The doctor said stateless people couldn’t go to university in Kuwait, but he was able to obtain a passport from a third country—which he didn’t want to name—with Kuwait’s blessing, which allowed him to study abroad and led him to Bulgaria.
But when he tried to renew that passport the third country refused and he applied for formal recognition as a stateless person in Bulgaria. He was locked up Jan. 3 when he followed up on that application.
“I’ve been treated worse than a criminal, but I don’t know what my crime is,” Al-Anezi told the Thomson Reuters Foundation by phone from Bulgaria’s capital Sofia. “How can you lock people up simply for having no citizenship?”
Bulgaria’s Ministry of Interior didn’t respond to a request for comment on Feb. 15.
Al-Anezi, 29, who was released late on Feb. 15, said he must report to police weekly and can’t return to work.
His lawyer Valeria Ilareva said there was an order for Al-Anezi’s deportation, but he was left in limbo because it didn’t state a destination.
Bulgaria introduced a procedure a couple of years ago to allow stateless people to apply for formal recognition of their status, potentially leading to residence rights and a travel document.
Government figures show more than 130 stateless people were detained in the past decade and the real number was probably higher as stateless people were often wrongly ascribed a nationality, Ilareva said.
“Bulgaria must stop locking up stateless people. There’s no reasonable prospect of their removal so detention is like a punishment,” she said.
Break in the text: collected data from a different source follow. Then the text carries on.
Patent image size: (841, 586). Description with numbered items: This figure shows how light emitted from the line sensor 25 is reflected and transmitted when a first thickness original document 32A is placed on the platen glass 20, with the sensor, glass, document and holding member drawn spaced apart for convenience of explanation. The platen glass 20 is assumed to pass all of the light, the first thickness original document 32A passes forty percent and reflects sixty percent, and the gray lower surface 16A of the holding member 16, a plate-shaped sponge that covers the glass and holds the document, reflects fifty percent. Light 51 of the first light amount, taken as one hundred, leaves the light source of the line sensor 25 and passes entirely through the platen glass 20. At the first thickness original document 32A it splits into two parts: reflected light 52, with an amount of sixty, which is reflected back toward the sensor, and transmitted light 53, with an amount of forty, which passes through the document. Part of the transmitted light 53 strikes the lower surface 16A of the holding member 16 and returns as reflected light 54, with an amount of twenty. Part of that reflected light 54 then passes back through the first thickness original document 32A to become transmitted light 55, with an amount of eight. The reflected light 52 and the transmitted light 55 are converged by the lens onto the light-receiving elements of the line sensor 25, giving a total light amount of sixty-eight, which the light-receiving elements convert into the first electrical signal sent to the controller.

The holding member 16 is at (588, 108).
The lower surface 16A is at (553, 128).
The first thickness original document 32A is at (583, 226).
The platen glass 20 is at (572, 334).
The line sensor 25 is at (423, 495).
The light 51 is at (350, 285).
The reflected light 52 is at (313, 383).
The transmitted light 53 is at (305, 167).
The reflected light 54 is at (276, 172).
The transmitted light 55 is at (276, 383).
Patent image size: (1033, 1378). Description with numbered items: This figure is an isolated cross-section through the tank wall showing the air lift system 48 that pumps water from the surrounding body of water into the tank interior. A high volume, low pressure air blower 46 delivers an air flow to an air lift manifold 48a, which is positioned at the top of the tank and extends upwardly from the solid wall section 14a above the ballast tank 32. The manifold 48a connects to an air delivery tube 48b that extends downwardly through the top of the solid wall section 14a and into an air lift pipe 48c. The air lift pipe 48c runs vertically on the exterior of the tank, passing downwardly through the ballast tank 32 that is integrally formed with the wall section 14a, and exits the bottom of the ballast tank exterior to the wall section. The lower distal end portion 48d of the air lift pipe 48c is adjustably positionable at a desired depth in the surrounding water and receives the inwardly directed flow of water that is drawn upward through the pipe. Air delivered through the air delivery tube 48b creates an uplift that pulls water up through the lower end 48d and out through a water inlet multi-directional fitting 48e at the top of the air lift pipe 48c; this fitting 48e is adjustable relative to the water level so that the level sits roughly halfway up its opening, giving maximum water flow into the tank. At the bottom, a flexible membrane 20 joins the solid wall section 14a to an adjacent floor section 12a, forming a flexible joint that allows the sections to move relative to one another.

Legal experts with knowledge of Al-Anezi’s case said it underscores the vulnerability of millions of stateless people globally who are sometimes called “legal ghosts,” as they aren’t recognized by any nation and are deprived of basic rights.
There is no reliable estimate for the number of stateless people, although the United Nations has previously said there could be 10 million; the U.N. started a campaign in 2014 to end statelessness by 2024.
The European Network on Statelessness (ENS), an advocacy group, published a report on Feb. 18 criticizing Bulgaria for “serious shortcomings” in its treatment of stateless people.
“Dr. Al-Anezi was abruptly taken from his vital work as a doctor and locked up simply for lacking a nationality,” said ENS director Chris Nash. “His story illustrates the waste of human potential caused by a flawed system that needs urgent improvement.”
There are an estimated 100,000 Bidoon in Kuwait, which says they are nationals of other countries. Human-rights groups say the majority have no state.